I am trying to understand this
$$T = \begin{pmatrix} 1 & 0 & 0 \\ 0 & 1 & 0 \\ 0 & 0 & 1 \\ \end{pmatrix}$$
let
$$u = \begin{pmatrix} 1 \\ 0 \\ 1 \\ \end{pmatrix}$$
$$v = \begin{pmatrix} 0 \\ 1 \\ 1 \\ \end{pmatrix}$$
They are all linearly independent. $u$ and $v$ are eigen vectors of $T$ right?
I just want to make sure I am correct. So those are samples of eigen vectors that not orthogonal. The catch is the eigen value are the same. Namely 1. How can I create eigen vectors that are not orthogonal and have different eigen value?
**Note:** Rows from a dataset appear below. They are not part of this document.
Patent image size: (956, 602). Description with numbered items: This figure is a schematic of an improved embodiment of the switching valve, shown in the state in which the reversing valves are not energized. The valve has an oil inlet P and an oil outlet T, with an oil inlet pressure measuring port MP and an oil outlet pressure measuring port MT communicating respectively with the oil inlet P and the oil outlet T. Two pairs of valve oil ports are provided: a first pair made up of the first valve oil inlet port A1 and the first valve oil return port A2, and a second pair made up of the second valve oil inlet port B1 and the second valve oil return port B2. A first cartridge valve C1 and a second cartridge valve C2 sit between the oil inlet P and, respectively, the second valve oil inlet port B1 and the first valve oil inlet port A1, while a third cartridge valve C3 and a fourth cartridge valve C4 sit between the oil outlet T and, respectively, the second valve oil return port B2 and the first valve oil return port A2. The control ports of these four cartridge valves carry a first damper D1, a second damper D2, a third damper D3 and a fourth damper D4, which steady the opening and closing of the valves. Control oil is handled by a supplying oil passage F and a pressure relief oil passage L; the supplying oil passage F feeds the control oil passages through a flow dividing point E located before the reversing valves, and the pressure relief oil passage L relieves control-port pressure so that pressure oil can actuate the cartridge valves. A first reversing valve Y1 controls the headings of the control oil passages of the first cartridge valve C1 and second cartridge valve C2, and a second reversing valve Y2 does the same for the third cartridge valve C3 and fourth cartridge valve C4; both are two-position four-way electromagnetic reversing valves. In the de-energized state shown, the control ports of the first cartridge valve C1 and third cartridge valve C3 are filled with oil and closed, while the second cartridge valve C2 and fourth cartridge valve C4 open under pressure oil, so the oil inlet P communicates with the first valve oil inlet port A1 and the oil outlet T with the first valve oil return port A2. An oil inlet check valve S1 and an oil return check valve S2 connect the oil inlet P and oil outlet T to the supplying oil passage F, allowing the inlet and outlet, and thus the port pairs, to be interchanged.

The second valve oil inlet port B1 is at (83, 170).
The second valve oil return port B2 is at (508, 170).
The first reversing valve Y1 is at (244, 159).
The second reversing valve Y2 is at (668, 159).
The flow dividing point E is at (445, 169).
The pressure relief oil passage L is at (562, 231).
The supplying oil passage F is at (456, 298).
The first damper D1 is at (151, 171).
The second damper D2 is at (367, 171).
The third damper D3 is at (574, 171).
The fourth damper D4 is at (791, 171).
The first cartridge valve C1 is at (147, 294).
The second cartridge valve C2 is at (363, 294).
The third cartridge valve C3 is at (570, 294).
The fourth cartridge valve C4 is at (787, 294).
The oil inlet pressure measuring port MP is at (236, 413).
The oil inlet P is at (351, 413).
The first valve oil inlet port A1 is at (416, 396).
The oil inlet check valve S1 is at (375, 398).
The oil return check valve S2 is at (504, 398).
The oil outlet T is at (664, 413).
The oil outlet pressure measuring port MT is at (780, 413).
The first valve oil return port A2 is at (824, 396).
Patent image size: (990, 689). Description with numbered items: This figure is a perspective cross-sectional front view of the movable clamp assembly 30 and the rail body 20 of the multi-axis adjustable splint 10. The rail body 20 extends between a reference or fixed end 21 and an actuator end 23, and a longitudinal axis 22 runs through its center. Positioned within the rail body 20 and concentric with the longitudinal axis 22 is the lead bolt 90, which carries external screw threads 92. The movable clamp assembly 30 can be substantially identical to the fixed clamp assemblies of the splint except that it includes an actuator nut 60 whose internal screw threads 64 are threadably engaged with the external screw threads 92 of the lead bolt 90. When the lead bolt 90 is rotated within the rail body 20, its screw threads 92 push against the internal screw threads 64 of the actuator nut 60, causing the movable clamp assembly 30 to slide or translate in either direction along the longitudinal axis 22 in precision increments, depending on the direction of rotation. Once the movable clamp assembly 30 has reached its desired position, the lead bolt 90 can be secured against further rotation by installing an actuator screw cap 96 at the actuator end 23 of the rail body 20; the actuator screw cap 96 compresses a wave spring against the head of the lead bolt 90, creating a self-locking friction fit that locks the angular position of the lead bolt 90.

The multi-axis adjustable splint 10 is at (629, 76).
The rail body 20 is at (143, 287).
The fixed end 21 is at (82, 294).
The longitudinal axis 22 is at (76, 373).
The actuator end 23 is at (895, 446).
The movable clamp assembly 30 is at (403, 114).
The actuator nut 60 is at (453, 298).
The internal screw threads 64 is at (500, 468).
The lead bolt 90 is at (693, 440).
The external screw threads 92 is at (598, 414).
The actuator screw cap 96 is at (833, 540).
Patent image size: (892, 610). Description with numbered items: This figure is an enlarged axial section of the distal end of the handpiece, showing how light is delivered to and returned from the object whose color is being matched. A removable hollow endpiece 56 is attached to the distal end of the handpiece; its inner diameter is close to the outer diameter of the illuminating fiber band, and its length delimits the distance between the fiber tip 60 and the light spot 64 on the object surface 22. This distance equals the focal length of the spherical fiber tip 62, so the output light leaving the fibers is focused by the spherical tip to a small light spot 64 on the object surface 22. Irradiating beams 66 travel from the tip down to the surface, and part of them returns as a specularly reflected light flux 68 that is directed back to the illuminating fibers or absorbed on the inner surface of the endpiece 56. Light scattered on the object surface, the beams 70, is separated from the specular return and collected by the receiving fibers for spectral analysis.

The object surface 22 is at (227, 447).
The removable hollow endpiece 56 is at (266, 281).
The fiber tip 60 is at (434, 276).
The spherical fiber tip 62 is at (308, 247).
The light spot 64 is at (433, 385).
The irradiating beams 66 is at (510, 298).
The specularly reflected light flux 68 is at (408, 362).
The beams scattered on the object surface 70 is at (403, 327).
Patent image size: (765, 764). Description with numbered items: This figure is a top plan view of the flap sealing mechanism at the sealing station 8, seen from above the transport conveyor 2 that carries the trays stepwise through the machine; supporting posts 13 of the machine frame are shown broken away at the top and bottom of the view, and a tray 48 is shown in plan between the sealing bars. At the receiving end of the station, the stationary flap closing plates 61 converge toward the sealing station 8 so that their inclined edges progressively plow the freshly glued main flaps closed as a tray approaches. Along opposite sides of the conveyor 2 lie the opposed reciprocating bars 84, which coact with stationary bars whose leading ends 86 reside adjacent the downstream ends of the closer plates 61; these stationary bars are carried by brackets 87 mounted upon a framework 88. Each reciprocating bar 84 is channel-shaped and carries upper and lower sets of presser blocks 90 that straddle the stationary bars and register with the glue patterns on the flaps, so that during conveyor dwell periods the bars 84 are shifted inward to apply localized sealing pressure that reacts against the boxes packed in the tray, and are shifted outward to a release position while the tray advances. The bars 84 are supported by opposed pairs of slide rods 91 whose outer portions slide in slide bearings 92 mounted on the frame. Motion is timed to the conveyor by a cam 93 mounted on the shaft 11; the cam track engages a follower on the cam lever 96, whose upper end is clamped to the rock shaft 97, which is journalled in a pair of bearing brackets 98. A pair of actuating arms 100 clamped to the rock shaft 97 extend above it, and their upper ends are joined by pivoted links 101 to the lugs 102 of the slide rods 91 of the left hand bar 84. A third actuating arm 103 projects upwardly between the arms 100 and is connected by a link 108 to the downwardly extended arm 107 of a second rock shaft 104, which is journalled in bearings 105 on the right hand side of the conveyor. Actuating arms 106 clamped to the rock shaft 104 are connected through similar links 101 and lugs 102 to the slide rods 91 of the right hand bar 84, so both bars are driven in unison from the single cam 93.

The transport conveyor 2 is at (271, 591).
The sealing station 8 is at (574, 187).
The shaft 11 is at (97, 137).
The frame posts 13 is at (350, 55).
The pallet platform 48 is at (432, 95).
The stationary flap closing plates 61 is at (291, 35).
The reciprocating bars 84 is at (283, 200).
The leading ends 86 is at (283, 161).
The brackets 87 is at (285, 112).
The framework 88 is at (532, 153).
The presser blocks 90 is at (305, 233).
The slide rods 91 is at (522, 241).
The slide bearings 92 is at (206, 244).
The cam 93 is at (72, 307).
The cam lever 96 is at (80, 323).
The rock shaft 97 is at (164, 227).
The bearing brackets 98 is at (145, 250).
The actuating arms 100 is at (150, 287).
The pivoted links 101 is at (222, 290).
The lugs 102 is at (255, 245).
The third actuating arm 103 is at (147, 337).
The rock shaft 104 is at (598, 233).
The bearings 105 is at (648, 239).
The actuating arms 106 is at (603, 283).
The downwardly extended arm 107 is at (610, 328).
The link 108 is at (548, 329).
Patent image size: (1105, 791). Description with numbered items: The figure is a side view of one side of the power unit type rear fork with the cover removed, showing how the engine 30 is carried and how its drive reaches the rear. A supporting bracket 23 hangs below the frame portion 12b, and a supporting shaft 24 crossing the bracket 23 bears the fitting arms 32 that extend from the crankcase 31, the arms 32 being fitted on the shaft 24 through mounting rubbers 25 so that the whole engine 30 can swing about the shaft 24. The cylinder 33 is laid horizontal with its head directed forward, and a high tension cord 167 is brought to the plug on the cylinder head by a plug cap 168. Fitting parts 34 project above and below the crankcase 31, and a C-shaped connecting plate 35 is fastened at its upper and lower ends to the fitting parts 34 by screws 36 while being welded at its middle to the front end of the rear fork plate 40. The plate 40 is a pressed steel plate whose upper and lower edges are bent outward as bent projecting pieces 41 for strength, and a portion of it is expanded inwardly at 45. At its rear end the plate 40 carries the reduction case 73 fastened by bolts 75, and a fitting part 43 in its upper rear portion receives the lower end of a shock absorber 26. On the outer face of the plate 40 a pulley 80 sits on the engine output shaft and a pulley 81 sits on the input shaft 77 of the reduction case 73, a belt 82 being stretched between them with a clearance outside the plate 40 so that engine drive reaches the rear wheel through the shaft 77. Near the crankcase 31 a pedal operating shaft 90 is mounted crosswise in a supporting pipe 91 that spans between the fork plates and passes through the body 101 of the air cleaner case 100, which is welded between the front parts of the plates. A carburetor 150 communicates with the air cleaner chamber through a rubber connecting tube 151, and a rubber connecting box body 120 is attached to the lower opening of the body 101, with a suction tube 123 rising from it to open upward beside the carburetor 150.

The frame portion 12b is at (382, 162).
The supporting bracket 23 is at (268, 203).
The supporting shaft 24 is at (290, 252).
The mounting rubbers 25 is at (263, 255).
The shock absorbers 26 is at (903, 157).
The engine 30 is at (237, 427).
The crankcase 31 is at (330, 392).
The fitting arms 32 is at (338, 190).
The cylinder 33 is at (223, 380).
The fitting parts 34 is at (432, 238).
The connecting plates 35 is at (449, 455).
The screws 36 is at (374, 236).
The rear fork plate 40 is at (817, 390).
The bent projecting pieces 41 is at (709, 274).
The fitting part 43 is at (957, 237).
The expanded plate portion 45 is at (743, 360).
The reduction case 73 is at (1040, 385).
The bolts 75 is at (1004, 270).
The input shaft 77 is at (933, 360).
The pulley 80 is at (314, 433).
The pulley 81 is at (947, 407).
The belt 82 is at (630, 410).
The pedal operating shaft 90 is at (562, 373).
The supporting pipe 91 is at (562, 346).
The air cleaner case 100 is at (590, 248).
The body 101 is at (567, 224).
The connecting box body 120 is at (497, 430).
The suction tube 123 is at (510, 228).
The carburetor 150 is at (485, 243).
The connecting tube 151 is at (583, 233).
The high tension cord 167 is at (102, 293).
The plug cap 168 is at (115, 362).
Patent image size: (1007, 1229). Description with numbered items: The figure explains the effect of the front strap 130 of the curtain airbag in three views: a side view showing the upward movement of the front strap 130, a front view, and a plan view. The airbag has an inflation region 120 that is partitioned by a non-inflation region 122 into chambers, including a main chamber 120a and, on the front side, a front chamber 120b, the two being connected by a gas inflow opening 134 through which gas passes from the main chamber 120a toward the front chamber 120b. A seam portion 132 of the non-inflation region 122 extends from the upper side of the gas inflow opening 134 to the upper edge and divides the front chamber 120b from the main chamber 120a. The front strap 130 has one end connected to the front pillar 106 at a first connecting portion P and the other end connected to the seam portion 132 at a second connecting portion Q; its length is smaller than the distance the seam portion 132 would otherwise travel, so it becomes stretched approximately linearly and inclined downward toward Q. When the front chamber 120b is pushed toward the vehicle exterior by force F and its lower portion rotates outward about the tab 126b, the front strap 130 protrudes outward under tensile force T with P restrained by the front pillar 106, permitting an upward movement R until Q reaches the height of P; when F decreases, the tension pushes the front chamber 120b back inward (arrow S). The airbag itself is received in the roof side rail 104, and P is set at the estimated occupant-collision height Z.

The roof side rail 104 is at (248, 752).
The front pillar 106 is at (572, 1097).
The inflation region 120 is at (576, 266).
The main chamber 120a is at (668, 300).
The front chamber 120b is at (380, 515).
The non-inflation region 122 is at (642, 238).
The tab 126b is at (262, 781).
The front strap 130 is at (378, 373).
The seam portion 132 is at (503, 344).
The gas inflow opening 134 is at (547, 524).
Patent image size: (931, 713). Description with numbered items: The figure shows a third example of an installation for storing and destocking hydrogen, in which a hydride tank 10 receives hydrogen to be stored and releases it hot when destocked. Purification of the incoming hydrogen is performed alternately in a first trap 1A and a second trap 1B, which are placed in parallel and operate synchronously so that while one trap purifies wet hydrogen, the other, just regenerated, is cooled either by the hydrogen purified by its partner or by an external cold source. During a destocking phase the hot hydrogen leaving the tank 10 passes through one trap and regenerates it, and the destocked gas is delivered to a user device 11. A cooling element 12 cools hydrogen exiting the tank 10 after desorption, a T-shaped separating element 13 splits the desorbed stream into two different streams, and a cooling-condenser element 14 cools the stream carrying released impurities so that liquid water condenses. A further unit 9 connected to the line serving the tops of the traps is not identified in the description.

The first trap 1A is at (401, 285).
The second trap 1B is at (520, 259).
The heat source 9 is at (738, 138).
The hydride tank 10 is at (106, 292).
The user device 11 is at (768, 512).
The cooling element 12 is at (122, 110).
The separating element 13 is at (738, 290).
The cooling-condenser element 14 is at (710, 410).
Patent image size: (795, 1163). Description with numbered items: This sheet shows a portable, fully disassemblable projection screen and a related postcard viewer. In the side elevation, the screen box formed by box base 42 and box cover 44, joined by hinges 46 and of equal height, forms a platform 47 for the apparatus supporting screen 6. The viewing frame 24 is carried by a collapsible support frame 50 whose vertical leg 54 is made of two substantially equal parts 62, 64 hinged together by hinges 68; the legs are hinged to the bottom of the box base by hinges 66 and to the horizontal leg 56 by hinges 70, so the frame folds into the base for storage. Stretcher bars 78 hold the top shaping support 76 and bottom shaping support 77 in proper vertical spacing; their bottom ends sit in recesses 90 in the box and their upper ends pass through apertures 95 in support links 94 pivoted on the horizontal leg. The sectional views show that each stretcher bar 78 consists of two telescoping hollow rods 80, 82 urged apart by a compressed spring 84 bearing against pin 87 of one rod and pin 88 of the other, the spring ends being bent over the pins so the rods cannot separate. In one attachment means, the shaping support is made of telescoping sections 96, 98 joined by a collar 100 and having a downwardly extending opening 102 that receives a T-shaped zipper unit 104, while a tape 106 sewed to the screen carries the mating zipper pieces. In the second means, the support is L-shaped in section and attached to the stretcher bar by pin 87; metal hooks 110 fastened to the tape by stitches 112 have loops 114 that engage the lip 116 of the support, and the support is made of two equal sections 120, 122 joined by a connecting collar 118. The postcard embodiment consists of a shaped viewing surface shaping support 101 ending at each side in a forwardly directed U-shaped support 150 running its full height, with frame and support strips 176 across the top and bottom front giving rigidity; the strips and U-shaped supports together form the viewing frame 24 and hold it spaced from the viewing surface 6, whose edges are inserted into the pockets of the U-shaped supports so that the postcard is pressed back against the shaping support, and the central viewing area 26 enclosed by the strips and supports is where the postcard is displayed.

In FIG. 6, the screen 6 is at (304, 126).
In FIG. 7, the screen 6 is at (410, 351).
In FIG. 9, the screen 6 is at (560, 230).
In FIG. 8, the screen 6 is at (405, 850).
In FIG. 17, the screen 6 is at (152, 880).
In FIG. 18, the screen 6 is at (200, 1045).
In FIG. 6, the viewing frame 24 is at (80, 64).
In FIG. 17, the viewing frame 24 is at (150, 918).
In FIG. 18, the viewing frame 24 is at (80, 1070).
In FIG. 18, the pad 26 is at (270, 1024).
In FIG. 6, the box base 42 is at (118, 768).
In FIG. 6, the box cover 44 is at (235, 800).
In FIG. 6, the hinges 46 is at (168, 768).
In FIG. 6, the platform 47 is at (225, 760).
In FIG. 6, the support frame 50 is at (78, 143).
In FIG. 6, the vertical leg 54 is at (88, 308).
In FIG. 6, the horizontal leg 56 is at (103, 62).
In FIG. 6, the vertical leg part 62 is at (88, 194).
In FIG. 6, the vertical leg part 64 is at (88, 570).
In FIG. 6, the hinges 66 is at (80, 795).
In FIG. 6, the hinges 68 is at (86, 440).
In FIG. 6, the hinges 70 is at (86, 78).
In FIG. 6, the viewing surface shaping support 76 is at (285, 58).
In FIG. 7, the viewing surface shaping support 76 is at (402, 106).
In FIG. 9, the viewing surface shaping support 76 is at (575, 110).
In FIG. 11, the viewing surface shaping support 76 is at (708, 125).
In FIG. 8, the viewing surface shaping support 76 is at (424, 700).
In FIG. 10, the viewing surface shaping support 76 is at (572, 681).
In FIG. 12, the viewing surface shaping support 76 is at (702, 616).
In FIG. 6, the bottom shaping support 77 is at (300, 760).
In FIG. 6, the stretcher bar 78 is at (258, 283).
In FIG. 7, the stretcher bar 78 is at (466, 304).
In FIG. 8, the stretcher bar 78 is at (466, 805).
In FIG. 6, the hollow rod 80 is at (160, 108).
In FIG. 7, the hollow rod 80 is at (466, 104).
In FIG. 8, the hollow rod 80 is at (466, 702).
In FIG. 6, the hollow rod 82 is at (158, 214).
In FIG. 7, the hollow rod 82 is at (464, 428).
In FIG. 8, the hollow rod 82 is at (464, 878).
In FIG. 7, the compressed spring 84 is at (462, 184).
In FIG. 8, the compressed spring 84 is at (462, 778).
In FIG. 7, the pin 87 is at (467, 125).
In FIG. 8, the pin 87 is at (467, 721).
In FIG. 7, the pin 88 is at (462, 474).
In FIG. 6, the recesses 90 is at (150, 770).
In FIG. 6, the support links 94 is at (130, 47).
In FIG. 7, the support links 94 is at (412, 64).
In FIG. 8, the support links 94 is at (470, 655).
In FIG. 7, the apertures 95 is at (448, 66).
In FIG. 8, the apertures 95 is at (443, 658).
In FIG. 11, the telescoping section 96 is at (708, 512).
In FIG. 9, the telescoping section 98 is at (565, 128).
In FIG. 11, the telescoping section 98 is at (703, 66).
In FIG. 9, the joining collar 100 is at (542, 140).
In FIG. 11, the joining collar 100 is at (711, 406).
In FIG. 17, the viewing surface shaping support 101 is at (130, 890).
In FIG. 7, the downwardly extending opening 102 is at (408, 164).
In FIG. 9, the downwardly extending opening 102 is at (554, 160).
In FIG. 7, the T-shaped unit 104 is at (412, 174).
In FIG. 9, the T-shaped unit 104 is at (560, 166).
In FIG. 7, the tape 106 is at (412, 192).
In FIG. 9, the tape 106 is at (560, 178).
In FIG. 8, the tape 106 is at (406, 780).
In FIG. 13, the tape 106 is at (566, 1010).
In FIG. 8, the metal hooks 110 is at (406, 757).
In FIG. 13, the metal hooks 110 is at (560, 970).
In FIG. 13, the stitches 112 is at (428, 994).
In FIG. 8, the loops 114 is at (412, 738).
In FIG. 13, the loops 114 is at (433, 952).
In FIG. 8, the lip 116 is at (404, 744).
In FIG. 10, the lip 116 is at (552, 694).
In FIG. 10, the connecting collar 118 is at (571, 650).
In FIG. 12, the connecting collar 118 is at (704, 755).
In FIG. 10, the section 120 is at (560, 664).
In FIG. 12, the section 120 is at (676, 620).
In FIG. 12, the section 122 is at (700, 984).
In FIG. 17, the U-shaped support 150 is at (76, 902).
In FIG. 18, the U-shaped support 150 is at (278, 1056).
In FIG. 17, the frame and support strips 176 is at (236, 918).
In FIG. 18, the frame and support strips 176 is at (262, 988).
I want a counter example of a matrix (doesn't have to be symmetric or diagonal) that have non orthogonal eigen vectors with different eigen value.
For a non-symmetric matrix take:
$$A=\begin{pmatrix} 1& 1 \\ 2& 2 \end{pmatrix}. $$
Then $(1,2)^T$ is a eigenvector to eigenvalue $3$ and $(1,-1)^T$ is a eigenvector to eigenvalue $0$ but they are not orthogonal.